Any proposal for same-registration and voting faces significant hurdles in Kansas, especially from Secretary of State Kris Kobach.
Kobach, an elections adviser to President Trump, wrote an opinion piece for the Breitbart Web site Thursday asserting that same-day registration may have cost Trump a win in New Hampshire in last year’s election.
“(It’s) possible that New Hampshire’s four electoral college votes were swung to Hillary Clinton through illegal voting by nonresidents,” Kobach wrote. “Clinton won New Hampshire by only 2,732 votes.”
Bryan Caskey, Kobach’s election director, said same-day registration would be “inconsistent with some of the other security efforts he (Kobach) has put in place to prevent voter fraud.”
Chief among those is a system where Kansas requires prospective voters to prove citizenship with documents beyond a driver’s license, such as a passport or birth certificate.
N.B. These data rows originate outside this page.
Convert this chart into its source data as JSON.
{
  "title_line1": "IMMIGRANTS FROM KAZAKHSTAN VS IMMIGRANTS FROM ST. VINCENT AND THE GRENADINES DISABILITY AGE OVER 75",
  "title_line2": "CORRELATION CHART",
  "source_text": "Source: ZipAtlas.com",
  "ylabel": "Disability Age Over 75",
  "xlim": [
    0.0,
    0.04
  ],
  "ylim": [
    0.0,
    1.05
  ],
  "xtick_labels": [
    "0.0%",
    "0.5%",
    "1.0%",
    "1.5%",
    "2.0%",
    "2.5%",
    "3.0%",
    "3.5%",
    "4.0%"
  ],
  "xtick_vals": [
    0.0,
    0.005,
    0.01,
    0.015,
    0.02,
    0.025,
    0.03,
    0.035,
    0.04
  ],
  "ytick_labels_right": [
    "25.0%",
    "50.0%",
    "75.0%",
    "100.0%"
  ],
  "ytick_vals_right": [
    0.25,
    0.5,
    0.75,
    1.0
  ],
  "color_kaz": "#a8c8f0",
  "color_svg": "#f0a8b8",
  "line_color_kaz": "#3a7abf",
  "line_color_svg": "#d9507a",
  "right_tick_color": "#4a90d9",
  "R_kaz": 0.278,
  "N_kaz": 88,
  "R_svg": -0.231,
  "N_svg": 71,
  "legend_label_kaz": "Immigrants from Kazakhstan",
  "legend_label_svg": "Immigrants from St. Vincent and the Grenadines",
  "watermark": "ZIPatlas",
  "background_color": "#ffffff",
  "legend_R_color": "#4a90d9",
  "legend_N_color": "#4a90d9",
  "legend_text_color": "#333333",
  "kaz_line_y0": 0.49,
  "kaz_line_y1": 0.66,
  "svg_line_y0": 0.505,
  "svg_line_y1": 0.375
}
Caskey also said it wouldn’t give election officials time to mail verification letters to voters. Voters get taken off the roll when those come back as “undeliverable” by the Post Office, he said.
Kennedy, the voting-rights speaker, has long experience with election-day registration. He served 37 years as Wisconsin’s top elections and political ethics official until last year, when state legislators dismantled the state’s Governmental Accountablity Board.
He acknowledged there are challenges and extra work for election officials in administering such a system but said, “I think the answer is yes, it is worth it.”
State Rep. John Carmichael, D-Wichita, said he thinks election-day registration would go a long way toward making Kansas elections fairer.
He said the state’s proof-of-citizenship requirements have disenfrachised at least 30,000 registrants whose voting privileges were suspended because they didn’t produce the required documentation.
He said the state should balance the thousands of lost legitimate voters against “a few slipping through on election day.”
“There’s no good reason to put citizens through the hurdles and hassles that Kansas does,” he said.
However, he said any bill to change the system would “likely be dead on arrival” with the current makeup of the Legislature.
And the chance of passing an election-day registration bill in the 2019 session depends on who Kansans pick as governor and legislators in state elections next year, Carmichael said.